Geschichten:Mobilmachung in der Mark Greifenfurt - Eine zufällige Begegnung
Wie jeden Praiostag seit seiner Ankunft in Weihenhorst hatte der Junker auch diesmal den Gottesdienst des Götterfürsten nicht verpasst. Nach kurzem Gespräch mit einem der Priester, verabschiedete Rondrigo sich und ging zu seinem Zelt.
Dort wartete bereits einer seiner Knechte mit dem gesattelten Pferd, denn der Junker pflegte immer einen Ausritt zu unternehmen, nachdem er den Praiosdienst besucht hatte. Er schlug den weißen Mantel zurück und stieg auf sein treues Ross. Ohne ein weiteres Wort gab er dem Pferd die Sporen und trabte los.

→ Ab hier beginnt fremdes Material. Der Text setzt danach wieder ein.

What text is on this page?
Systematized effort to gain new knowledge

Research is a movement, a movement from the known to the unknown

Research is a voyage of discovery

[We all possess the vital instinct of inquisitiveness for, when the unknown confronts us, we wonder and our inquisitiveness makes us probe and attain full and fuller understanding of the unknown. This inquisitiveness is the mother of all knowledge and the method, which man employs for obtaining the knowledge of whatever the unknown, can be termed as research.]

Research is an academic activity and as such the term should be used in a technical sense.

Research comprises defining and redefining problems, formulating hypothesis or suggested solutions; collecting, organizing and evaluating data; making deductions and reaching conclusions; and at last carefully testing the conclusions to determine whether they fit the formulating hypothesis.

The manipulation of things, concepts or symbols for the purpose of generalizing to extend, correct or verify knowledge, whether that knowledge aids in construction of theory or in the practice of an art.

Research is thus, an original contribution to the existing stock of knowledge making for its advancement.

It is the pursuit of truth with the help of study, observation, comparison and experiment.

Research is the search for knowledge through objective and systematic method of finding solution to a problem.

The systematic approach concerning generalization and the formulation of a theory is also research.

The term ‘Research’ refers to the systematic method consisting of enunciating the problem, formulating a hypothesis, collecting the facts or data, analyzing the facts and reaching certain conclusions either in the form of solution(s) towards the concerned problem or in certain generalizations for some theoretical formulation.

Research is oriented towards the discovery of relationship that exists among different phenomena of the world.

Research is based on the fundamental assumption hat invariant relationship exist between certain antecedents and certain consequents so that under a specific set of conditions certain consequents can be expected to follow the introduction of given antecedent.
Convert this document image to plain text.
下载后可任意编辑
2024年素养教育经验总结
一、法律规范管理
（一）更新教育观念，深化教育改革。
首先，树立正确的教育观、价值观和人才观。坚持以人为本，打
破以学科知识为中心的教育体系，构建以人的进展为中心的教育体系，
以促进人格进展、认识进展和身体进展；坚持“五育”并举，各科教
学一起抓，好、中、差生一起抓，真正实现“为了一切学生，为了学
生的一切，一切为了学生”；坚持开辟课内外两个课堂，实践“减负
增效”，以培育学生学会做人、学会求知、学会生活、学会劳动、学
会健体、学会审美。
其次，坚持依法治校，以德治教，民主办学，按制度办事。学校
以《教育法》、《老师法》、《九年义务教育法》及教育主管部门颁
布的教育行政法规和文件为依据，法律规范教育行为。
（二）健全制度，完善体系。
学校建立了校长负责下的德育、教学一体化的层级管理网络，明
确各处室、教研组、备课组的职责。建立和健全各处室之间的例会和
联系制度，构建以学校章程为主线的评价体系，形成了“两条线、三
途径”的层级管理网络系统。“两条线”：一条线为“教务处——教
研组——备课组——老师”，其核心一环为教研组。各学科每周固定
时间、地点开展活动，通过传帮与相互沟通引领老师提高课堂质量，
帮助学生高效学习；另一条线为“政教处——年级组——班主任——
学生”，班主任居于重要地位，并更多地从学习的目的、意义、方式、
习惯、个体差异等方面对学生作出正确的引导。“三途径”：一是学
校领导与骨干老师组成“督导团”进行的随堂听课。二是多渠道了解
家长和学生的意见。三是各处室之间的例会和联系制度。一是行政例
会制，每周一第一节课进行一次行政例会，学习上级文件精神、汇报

An diesem Tag meinte es Praios nicht sonderlich gut mit den Greifenfurtern.
Dicke dunkle Wolken hatten sich am Himmel zu einer dichten Decke zusammen gezogen. Ein frischer Wind blies über das Land und ließ den Junker frösteln.
Sein Ross war jedes Mal für den langen Praiostagsritt dankbar, da es dann endlich den Auslauf bekam, den unter der Woche meistens missen musste.
Er war bereits seit fast einer Stunde unterwegs, als sein Blick an einer einzelnen Person haften blieb.
Rondrigo zügelte sein Pferd und hielt an. Lobend klopfte er dem Pferd den Hals und fixierte den einsamen Wanderer. Offenbar war es eine Frau, denn die Gestalt trug ein schlichtes Kleid, welches sich dennoch von der Tracht einer Bäuerin deutlich unterschied.
In der Ferne grollte Donner und ein gleißender Blitz erhellte das dunkle Wolkenmeer. Mit starkem Schenkeldruck wendete Rondrigo sein Pferd und ritt auf die Frau zu.
Wenige Schritte vor ihr hielt er an.
Sie war noch jung, vielleicht achtzehn oder neunzehn Götterläufe alt. Ihr rotes Haar wurde im Spiel des kalten Windes hin und her geweht. Ihre katzengrünen Augen blickten neugierig zum Junker auf und fixierten ihn. Ihr blasses, aber sehr fein geschnittenes, hübsches Gesicht wurde von zahlreichen Sommersprossen geziert und verlieh ihrem Antlitz einen kecken und frechen Gesichtsausdruck.
Sie trug ein schlichtes, zierloses Kleid aus solide verarbeitetem sauberen Leinenstoff und eine breite Ledertasche an einem Gürtel über der Schulter. Ihre Hände waren filigran und fein, von einem silbernen Ring geschmückt. Keinesfalls die Hände einer einfachen Bäuerin.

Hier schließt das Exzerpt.